House Passes Russia PNTR

November 21, 2012

On Friday, the House approved the Russia and Moldova Jackson-Vanik Repeal Act of 2012 (H.R. 6156), by an overwhelming bipartisan vote of 365 to 43. Upon enactment, the bill would establish Permanent Normal Trade Relations (PNTR) with Russia and Moldova.

Specifically, the bill removes a Cold War trade provision known as the Jackson-Vanik amendment, which requires the U.S. to review the trade status of some countries annually, and grant Russia permanent normal trade status.

On Dec. 16, 2011, the 153 members of the World Trade Organization (WTO) invited Russia to join the organization, after Russia completed an 18-year accession process. The WTO requires each member to accord newly acceding members “immediate and unconditional” MFN status which is called NTR in U.S. law.

As part of its accession to the WTO on Aug. 22, Russia enacted reforms to further open its markets to imports, protect intellectual property, and strengthen the rule of law. WTO members are required to give each other permanent trade status, and failing to grant PNTR to Russia would mean the U.S. cannot benefit from the concessions Russia made when it joined the WTO. More than 150 countries have already moved to seize the commercial benefits of these reforms.

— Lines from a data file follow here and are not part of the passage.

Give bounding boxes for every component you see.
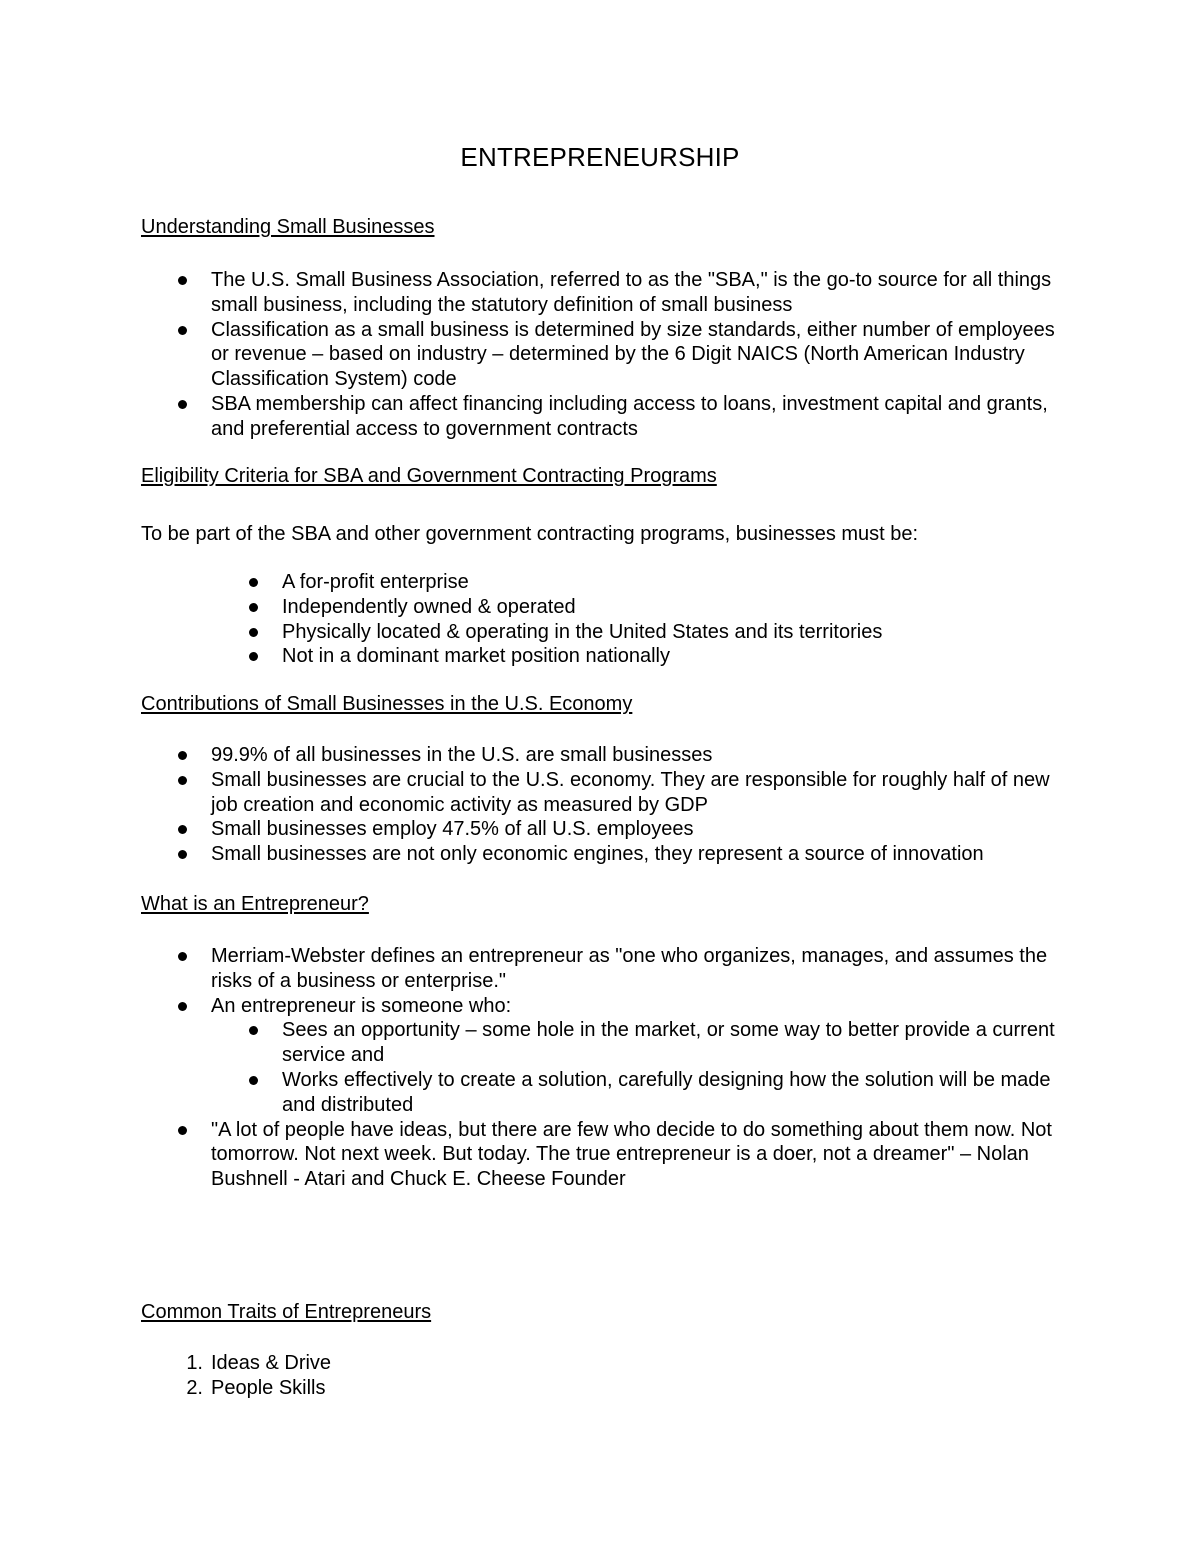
entrepreneur-sub-bullet-list: [282, 1018, 1071, 1117]
list-item-text: An entrepreneur is someone who:: [211, 994, 512, 1017]
list-number: 2.: [186, 1376, 203, 1399]
list-item: Classification as a small business is determined by size standards, either number of employees or revenue – based on industry – determined by the 6 Digit NAICS (North American Industry Classification System) code: [211, 318, 1071, 392]
list-item: SBA membership can affect financing including access to loans, investment capital and grants, and preferential access to government contracts: [211, 392, 1071, 442]
list-item: [211, 994, 1071, 1118]
common-traits-numbered-list: [186, 1351, 1071, 1401]
sub-list-item: Sees an opportunity – some hole in the market, or some way to better provide a current service and: [282, 1018, 1071, 1068]
eligibility-bullet-list: [282, 570, 1072, 669]
section-heading-contributions: Contributions of Small Businesses in the U.S. Economy: [141, 693, 633, 715]
contributions-bullet-list: [211, 743, 1071, 867]
list-item: The U.S. Small Business Association, referred to as the "SBA," is the go-to source for all things small business, including the statutory definition of small business: [211, 268, 1071, 318]
section-heading-eligibility-criteria: Eligibility Criteria for SBA and Government Contracting Programs: [141, 465, 717, 487]
numbered-item: [186, 1376, 1071, 1401]
numbered-item-text: People Skills: [211, 1376, 326, 1399]
entrepreneur-bullet-list: [211, 944, 1071, 1192]
sub-list-item: Works effectively to create a solution, carefully designing how the solution will be made and distributed: [282, 1068, 1071, 1118]
list-item: "A lot of people have ideas, but there are few who decide to do something about them now. Not tomorrow. Not next week. But today. The true entrepreneur is a doer, not a dreamer" – Nolan Bushnell - Atari and Chuck E. Cheese Founder: [211, 1118, 1071, 1192]
list-item: Not in a dominant market position nationally: [282, 644, 1072, 669]
list-item: Merriam-Webster defines an entrepreneur as "one who organizes, manages, and assumes the risks of a business or enterprise.": [211, 944, 1071, 994]
list-item: Small businesses employ 47.5% of all U.S. employees: [211, 817, 1071, 842]
list-item: Small businesses are not only economic engines, they represent a source of innovation: [211, 842, 1071, 867]
list-item: Small businesses are crucial to the U.S. economy. They are responsible for roughly half of new job creation and economic activity as measured by GDP: [211, 768, 1071, 818]
list-item: Physically located & operating in the United States and its territories: [282, 620, 1072, 645]
list-item: 99.9% of all businesses in the U.S. are small businesses: [211, 743, 1071, 768]
understanding-bullet-list: [211, 268, 1071, 442]
numbered-item-text: Ideas & Drive: [211, 1352, 332, 1374]
eligibility-intro-paragraph: To be part of the SBA and other government contracting programs, businesses must be:: [141, 523, 919, 545]
numbered-item: [186, 1351, 1071, 1376]
section-heading-common-traits: Common Traits of Entrepreneurs: [141, 1301, 432, 1323]
document-title: ENTREPRENEURSHIP: [460, 142, 740, 172]
section-heading-what-is-an-entrepreneur: What is an Entrepreneur?: [141, 893, 369, 915]
list-number: 1.: [186, 1352, 203, 1374]
list-item: A for-profit enterprise: [282, 570, 1072, 595]
section-heading-understanding-small-businesses: Understanding Small Businesses: [141, 216, 435, 238]
list-item: Independently owned & operated: [282, 595, 1072, 620]
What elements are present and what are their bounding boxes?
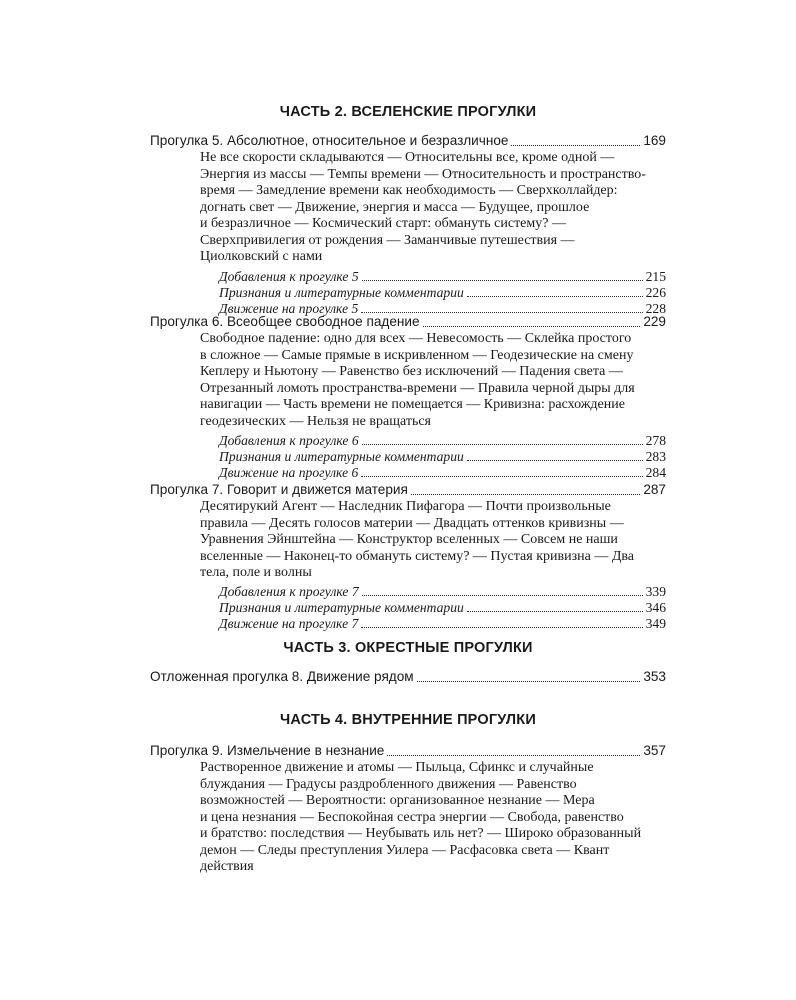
toc-sub-motion-7[interactable] [219,616,666,632]
desc-line: в сложное — Самые прямые в искривленном — Геодезические на смену [200,347,634,363]
desc-line: Кеплеру и Ньютону — Равенство без исключений — Падения света — [200,364,623,379]
desc-line: демон — Следы преступления Уилера — Расфасовка света — Квант [200,842,610,858]
sub-page: 215 [645,269,666,284]
desc-line: геодезических — Нельзя не вращаться [200,413,431,429]
toc-entry-walk-9[interactable] [150,742,666,760]
sub-label: Признания и литературные комментарии [219,600,464,615]
leader-dots [362,595,643,596]
desc-line: Уравнения Эйнштейна — Конструктор вселенных — Совсем не наши [200,532,618,547]
desc-line: Десятирукий Агент — Наследник Пифагора — Почти произвольные [200,499,611,514]
sub-page: 346 [645,600,666,615]
walk-5-title: Прогулка 5. Абсолютное, относительное и безразличное [150,133,509,148]
walk-8-title: Отложенная прогулка 8. Движение рядом [150,669,414,684]
walk-6-page: 229 [643,314,666,329]
desc-line: блуждания — Градусы раздробленного движения — Равенство [200,776,577,792]
desc-line: догнать свет — Движение, энергия и масса — Будущее, прошлое [200,199,590,215]
walk-6-description [200,331,670,430]
sub-label: Признания и литературные комментарии [219,449,464,464]
desc-line: Циолковский с нами [200,249,323,264]
walk-8-page: 353 [643,669,666,684]
walk-7-description [200,499,670,582]
leader-dots [511,145,640,146]
walk-9-title: Прогулка 9. Измельчение в незнание [150,743,385,758]
walk-9-description [200,760,670,876]
toc-entry-walk-6[interactable] [150,313,666,331]
sub-label: Добавления к прогулке 6 [219,433,359,448]
walk-5-page: 169 [643,133,666,148]
desc-line: Не все скорости складываются — Относительны все, кроме одной — [200,150,615,165]
leader-dots [411,494,640,495]
desc-line: возможностей — Вероятности: организованное незнание — Мера [200,793,595,808]
sub-label: Движение на прогулке 7 [219,616,359,631]
toc-entry-walk-8[interactable] [150,668,666,686]
sub-page: 228 [645,301,666,316]
walk-7-title: Прогулка 7. Говорит и движется материя [150,482,408,497]
sub-page: 226 [645,285,666,300]
sub-label: Добавления к прогулке 5 [219,269,359,284]
walk-6-title: Прогулка 6. Всеобщее свободное падение [150,314,420,329]
leader-dots [467,460,643,461]
desc-line: время — Замедление времени как необходимость — Сверхколлайдер: [200,183,618,198]
desc-line: и цена незнания — Беспокойная сестра энергии — Свобода, равенство [200,809,624,825]
toc-sub-additions-6[interactable] [219,433,666,449]
sub-label: Движение на прогулке 5 [219,301,359,316]
leader-dots [362,444,643,445]
leader-dots [467,296,643,297]
leader-dots [361,627,642,628]
desc-line: навигации — Часть времени не помещается — Кривизна: расхождение [200,397,625,412]
sub-label: Движение на прогулке 6 [219,465,359,480]
sub-page: 349 [645,616,666,631]
sub-page: 284 [645,465,666,480]
toc-sub-comments-5[interactable] [219,285,666,301]
toc-entry-walk-7[interactable] [150,481,666,499]
sub-page: 283 [645,449,666,464]
desc-line: Отрезанный ломоть пространства-времени — Правила черной дыры для [200,380,635,396]
desc-line: тела, поле и волны [200,565,312,580]
desc-line: Сверхпривилегия от рождения — Заманчивые путешествия — [200,232,575,248]
sub-page: 339 [645,584,666,599]
desc-line: Энергия из массы — Темпы времени — Относительность и пространство- [200,166,646,182]
desc-line: вселенные — Наконец-то обмануть систему? — Пустая кривизна — Два [200,548,635,564]
toc-sub-comments-7[interactable] [219,600,666,616]
desc-line: Свободное падение: одно для всех — Невесомость — Склейка простого [200,331,632,346]
sub-label: Признания и литературные комментарии [219,285,464,300]
part-4-title: ЧАСТЬ 4. ВНУТРЕННИЕ ПРОГУЛКИ [280,712,536,728]
sub-label: Добавления к прогулке 7 [219,584,359,599]
leader-dots [417,681,641,682]
leader-dots [387,755,640,756]
walk-5-description [200,150,670,266]
desc-line: Растворенное движение и атомы — Пыльца, Сфинкс и случайные [200,760,594,775]
part-3-title: ЧАСТЬ 3. ОКРЕСТНЫЕ ПРОГУЛКИ [283,640,533,656]
toc-sub-comments-6[interactable] [219,449,666,465]
toc-sub-additions-7[interactable] [219,584,666,600]
toc-entry-walk-5[interactable] [150,132,666,150]
part-2-title: ЧАСТЬ 2. ВСЕЛЕНСКИЕ ПРОГУЛКИ [279,104,537,120]
sub-page: 278 [645,433,666,448]
desc-line: и братство: последствия — Неубывать иль нет? — Широко образованный [200,826,642,841]
desc-line: правила — Десять голосов материи — Двадцать оттенков кривизны — [200,515,624,531]
toc-sub-additions-5[interactable] [219,269,666,285]
walk-7-page: 287 [643,482,666,497]
walk-9-page: 357 [643,743,666,758]
toc-sub-motion-6[interactable] [219,465,666,481]
leader-dots [423,326,641,327]
leader-dots [467,611,643,612]
desc-line: и безразличное — Космический старт: обмануть систему? — [200,216,566,231]
desc-line: действия [200,859,254,874]
leader-dots [362,280,643,281]
leader-dots [361,476,642,477]
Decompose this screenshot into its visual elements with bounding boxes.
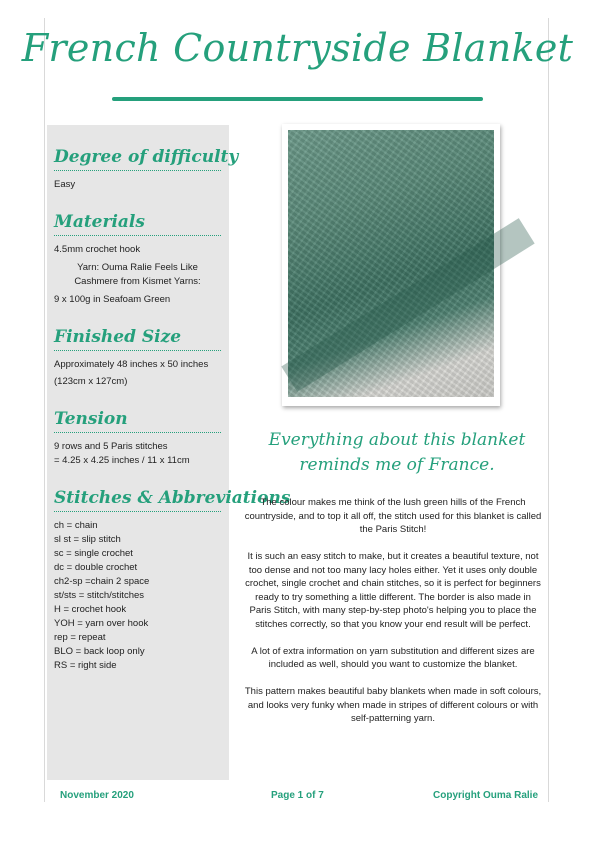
difficulty-heading: Degree of difficulty [54,147,221,171]
page-margin-rule-left [44,18,45,802]
tension-line2: = 4.25 x 4.25 inches / 11 x 11cm [54,455,190,466]
abbreviation-item: dc = double crochet [54,562,138,573]
difficulty-section [54,147,239,192]
intro-body [244,496,542,739]
abbreviation-item: YOH = yarn over hook [54,618,149,629]
abbreviation-item: H = crochet hook [54,604,127,615]
intro-headline-line1: Everything about this blanket [268,430,526,450]
materials-hook: 4.5mm crochet hook [54,244,141,255]
finished-size-heading: Finished Size [54,327,221,351]
finished-size-section [54,327,221,389]
finished-size-line1: Approximately 48 inches x 50 inches [54,359,209,370]
blanket-photo [288,130,494,397]
difficulty-value: Easy [54,179,76,190]
body-paragraph: A lot of extra information on yarn substitution and different sizes are included as well, should you want to customize the blanket. [251,645,535,670]
title-underline [112,97,483,101]
materials-quantity: 9 x 100g in Seafoam Green [54,294,171,305]
abbreviation-item: sl st = slip stitch [54,534,121,545]
materials-yarn: Yarn: Ouma Ralie Feels Like Cashmere from Kismet Yarns: [74,262,201,287]
page-margin-rule-right [548,18,549,802]
body-paragraph: This pattern makes beautiful baby blankets when made in soft colours, and looks very funky when made in stripes of different colours or with self-patterning yarn. [244,686,542,724]
abbreviation-item: ch = chain [54,520,98,531]
page-footer [0,790,595,804]
finished-size-line2: (123cm x 127cm) [54,376,128,387]
footer-page-number: Page 1 of 7 [271,790,324,801]
abbreviations-section [54,488,291,673]
pattern-info-sidebar [47,125,291,780]
page-title: French Countryside Blanket [21,26,574,70]
intro-headline-line2: reminds me of France. [299,455,495,475]
materials-section [54,212,221,307]
blanket-photo-frame [282,124,500,406]
footer-copyright: Copyright Ouma Ralie [433,790,539,801]
abbreviation-item: st/sts = stitch/stitches [54,590,145,601]
tension-line1: 9 rows and 5 Paris stitches [54,441,168,452]
abbreviation-item: rep = repeat [54,632,106,643]
materials-heading: Materials [54,212,221,236]
footer-date: November 2020 [60,790,134,801]
abbreviation-item: BLO = back loop only [54,646,145,657]
intro-headline [260,428,534,478]
body-paragraph: It is such an easy stitch to make, but it creates a beautiful texture, not too dense and not too many lacy holes either. Yet it uses only double crochet, single crochet and chain stitches, so it is perfect for beginners ready to try something a little different. The border is also made in Paris Stitch, with many step-by-step photo's helping you to place the stitches correctly, so that you know your end result will be perfect. [245,551,541,630]
abbreviations-heading: Stitches & Abbreviations [54,488,221,512]
abbreviation-item: RS = right side [54,660,117,671]
abbreviation-item: ch2-sp =chain 2 space [54,576,150,587]
body-paragraph: The colour makes me think of the lush green hills of the French countryside, and to top it all off, the stitch used for this blanket is called the Paris Stitch! [244,497,542,535]
abbreviation-item: sc = single crochet [54,548,133,559]
tension-section [54,409,221,468]
tension-heading: Tension [54,409,221,433]
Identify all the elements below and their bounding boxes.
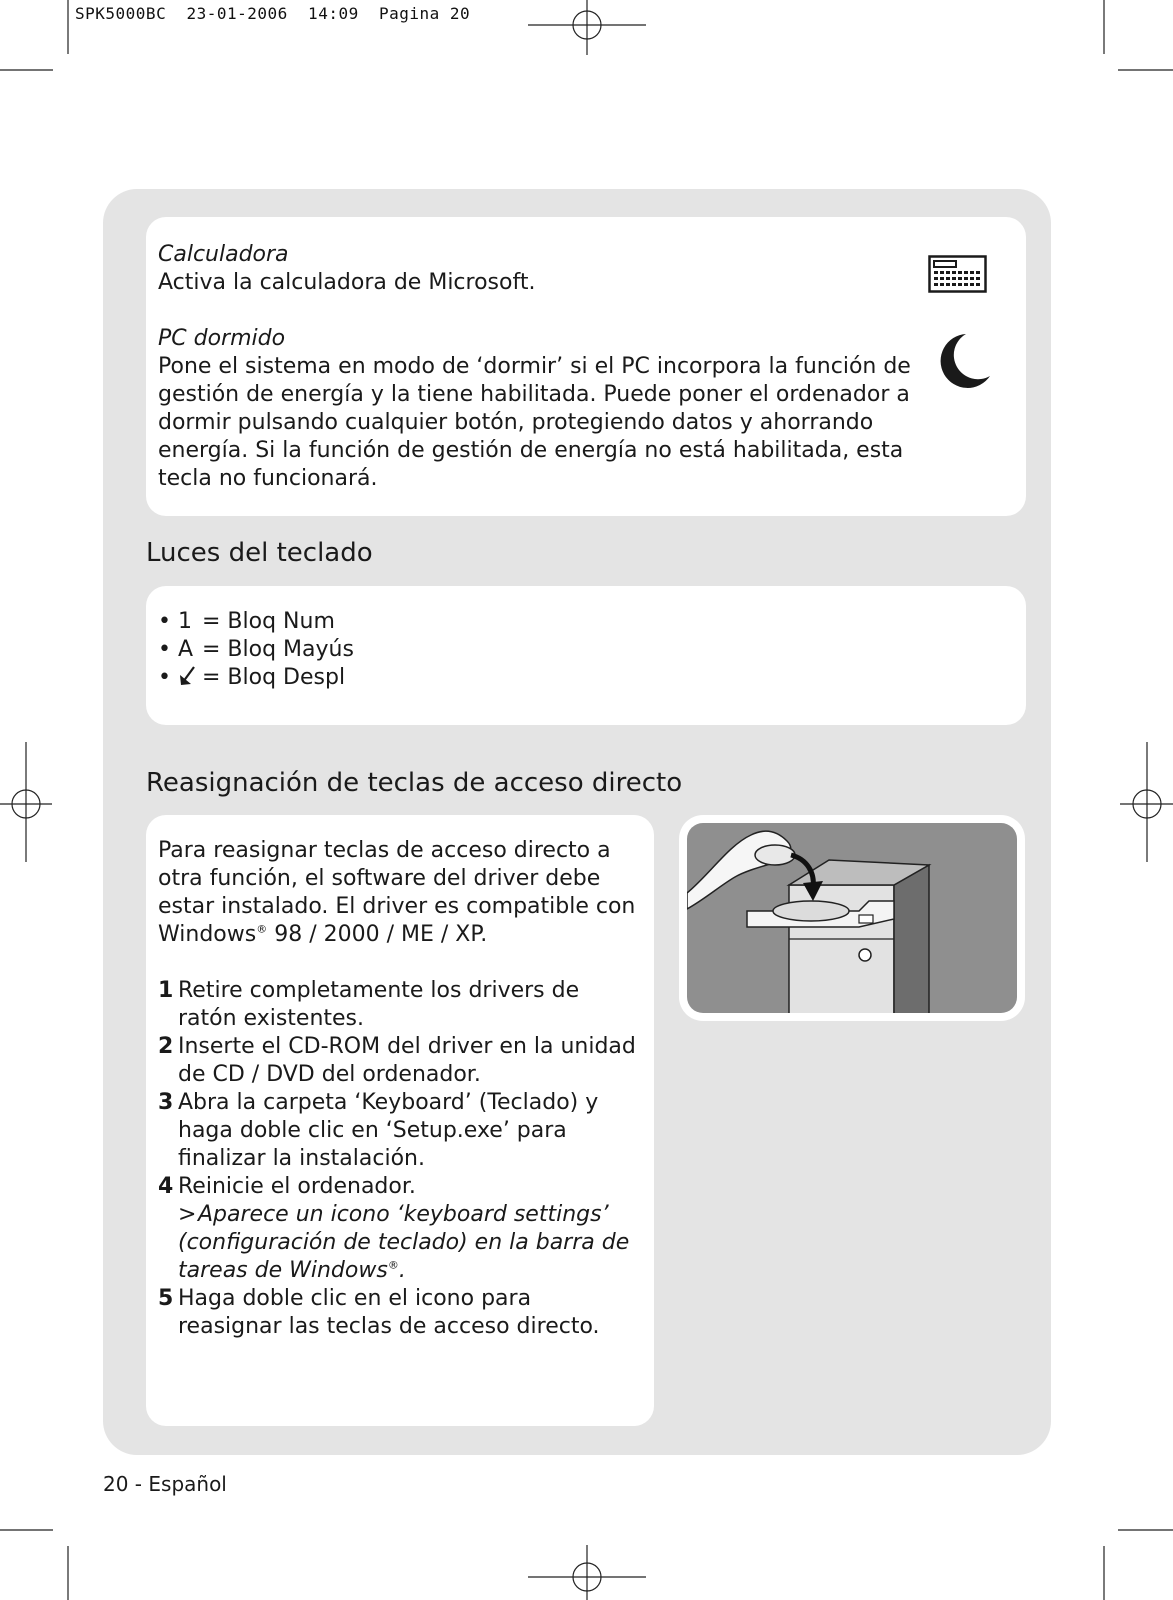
step-number: 1 [158,978,174,1003]
reassign-steps [158,977,638,1341]
keyboard-lights-list [158,608,354,692]
step-text: Retire completamente los drivers de ratón existentes. [178,978,580,1031]
step-number: 2 [158,1034,174,1059]
note-end: . [398,1258,406,1283]
step-item [158,1033,638,1089]
sleep-description: Pone el sistema en modo de ‘dormir’ si el PC incorpora la función de gestión de energía y la tiene habilitada. Puede poner el ordenador a dormir pulsando cualquier botón, protegiendo datos y ahorrando energía. Si la función de gestión de energía no está habilitada, esta tecla no funcionará. [158,354,911,491]
light-label: = Bloq Mayús [202,637,354,662]
reassign-intro-text: Para reasignar teclas de acceso directo a otra función, el software del driver debe estar instalado. El driver es compatible con Windows [158,838,636,947]
step-note [178,1201,638,1285]
scroll-lock-arrow-icon [178,664,202,692]
moon-icon [936,332,992,390]
reassign-card [146,815,654,1426]
step-number: 5 [158,1286,174,1311]
step-text: Inserte el CD-ROM del driver en la unidad de CD / DVD del ordenador. [178,1034,636,1087]
calculator-title: Calculadora [158,242,289,267]
step-text: Reinicie el ordenador. [178,1174,416,1199]
light-symbol: A [178,637,194,662]
step-text: Haga doble clic en el icono para reasignar las teclas de acceso directo. [178,1286,600,1339]
list-item [158,664,354,692]
step-item [158,1173,638,1285]
note-text: Aparece un icono ‘keyboard settings’ (configuración de teclado) en la barra de tareas de Windows [178,1202,630,1283]
light-label: = Bloq Num [202,609,335,634]
light-label: = Bloq Despl [202,665,346,690]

The measure now moves to the Senate for a vote, and final passage of PNTR with Russia will translate directly into new export sales and jobs here in the U.S.  Of the top 15 U.S. trading partners, Russia was the market where American companies enjoyed the fastest export growth last year—38 percent. The President’s Export Council estimates that U.S. exports to Russia—which, according to estimates, topped $11 billion in 2011 — could double or triple once Russia joins the WTO. Meanwhile, the U.S. gives up nothing, not a single tariff, in approving PNTR with Russia. PNTR would open the door to more U.S. exports and more American jobs.